Russian Presidential Candidate Lost and Found
July 7, 2008 - 8:14 PM
Moscow (CNSNews.com) - A candidate in Russia's presidential election -- whose mysterious disappearance prompted speculation about political foul play -- has re-emerged, leaving red faces and an angry campaign manager.
Ivan Rybkin, a former lawmaker and critic of President Vladimir Putin, was "missing" for five days, sparking rumors of abduction or murder and enlivening an otherwise uninspiring presidential campaign.
Adding to the saga, prosecutors on Monday opened a criminal inquiry into the disappearance, at the request of Rybkin's wife, but a more senior prosecutor's office canceled the inquiry hours later, describing it as "premature."
The candidate's wife, Albina, told a newspaper she thought her husband's disappearance was an attempt to remove him as a challenger to Putin in the March 14 election.
Now, however, Rybkin has reappeared unharmed, without any clear explanation of his absence or why he remained silent for so long.
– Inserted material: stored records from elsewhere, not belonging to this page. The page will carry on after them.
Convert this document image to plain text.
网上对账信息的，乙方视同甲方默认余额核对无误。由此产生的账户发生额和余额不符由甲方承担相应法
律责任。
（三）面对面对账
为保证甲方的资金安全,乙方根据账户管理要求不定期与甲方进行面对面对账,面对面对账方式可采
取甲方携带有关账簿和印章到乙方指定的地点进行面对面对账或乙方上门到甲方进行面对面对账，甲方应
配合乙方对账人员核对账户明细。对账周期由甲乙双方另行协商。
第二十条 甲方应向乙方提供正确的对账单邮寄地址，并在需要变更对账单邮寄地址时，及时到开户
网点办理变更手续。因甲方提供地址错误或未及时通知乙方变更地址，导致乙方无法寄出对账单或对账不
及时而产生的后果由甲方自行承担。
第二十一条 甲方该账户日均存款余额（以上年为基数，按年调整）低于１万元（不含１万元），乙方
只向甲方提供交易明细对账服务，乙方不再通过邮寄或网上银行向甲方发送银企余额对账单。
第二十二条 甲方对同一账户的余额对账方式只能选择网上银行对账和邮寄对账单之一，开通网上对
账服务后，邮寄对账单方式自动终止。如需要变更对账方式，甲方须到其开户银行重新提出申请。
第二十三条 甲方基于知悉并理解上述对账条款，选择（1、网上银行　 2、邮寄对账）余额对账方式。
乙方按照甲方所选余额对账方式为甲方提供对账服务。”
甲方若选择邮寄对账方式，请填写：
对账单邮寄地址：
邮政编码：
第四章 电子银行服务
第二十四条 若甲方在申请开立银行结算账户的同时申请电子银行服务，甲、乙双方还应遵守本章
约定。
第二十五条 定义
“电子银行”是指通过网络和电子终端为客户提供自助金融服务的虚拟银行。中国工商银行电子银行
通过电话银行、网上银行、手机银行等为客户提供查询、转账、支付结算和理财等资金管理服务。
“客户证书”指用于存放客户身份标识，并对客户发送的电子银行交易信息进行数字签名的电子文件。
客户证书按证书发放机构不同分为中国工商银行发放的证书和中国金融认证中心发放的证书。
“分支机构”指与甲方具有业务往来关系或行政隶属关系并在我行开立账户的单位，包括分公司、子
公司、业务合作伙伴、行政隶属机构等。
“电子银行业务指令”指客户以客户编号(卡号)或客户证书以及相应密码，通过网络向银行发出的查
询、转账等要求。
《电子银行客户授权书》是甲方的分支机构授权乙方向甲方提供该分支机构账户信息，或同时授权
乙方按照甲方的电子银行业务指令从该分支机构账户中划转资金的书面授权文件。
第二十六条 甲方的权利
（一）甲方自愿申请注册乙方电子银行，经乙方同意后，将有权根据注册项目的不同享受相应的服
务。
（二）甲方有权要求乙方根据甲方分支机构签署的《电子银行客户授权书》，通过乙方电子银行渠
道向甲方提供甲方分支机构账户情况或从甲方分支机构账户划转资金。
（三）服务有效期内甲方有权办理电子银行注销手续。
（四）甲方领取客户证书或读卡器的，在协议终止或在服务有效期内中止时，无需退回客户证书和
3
Until his return to Moscow Tuesday evening, Rybkin had been in Kiev, the Ukrainian capital.
Rybkin's campaign manager, Ksenia Ponomaryova, who had signed a missing persons report on Sunday, reportedly has resigned.
Amid ridicule from politicians and skeptics' claims of a cheap gimmick, the candidate has hinted that he may withdraw from the race.
Rybkin is closely associated with - and reportedly financed by - Boris Berezovsky, a controversial "oligarch" (tycoon) and opponent of Putin, now in exile in London.
Vladimir Pekhtin, the deputy speaker of the State Duma, voiced the suspicion the disappearance was "co-authored by Berezovsky, whom Rybkin in fact represents."
Rybkin never posed a threat to Putin, whom opinion polls indicate enjoys the support of some three-quarters of Russians.
Just before going "missing" last week, Rybkin was accused by state-controlled television of having falsified signatures required to register as a candidate in the election.
Russia's Central Elections Commission (CEC) said Rybkin's registration remains valid.
Interestingly, according to the CEC, disappearance cannot serve as a reason for canceling a presidential bid. A missing candidate could continue to run and, theoretically, even win an election.
The episode coincided with a trial at a Moscow court, in which six suspects are accused of murdering the leader of a political party called Liberal Russia last year.
Another Liberal Russia lawmaker was killed in 2002, evidently the victim of a contract hit.
Liberal Russia is backed by Berezovsky.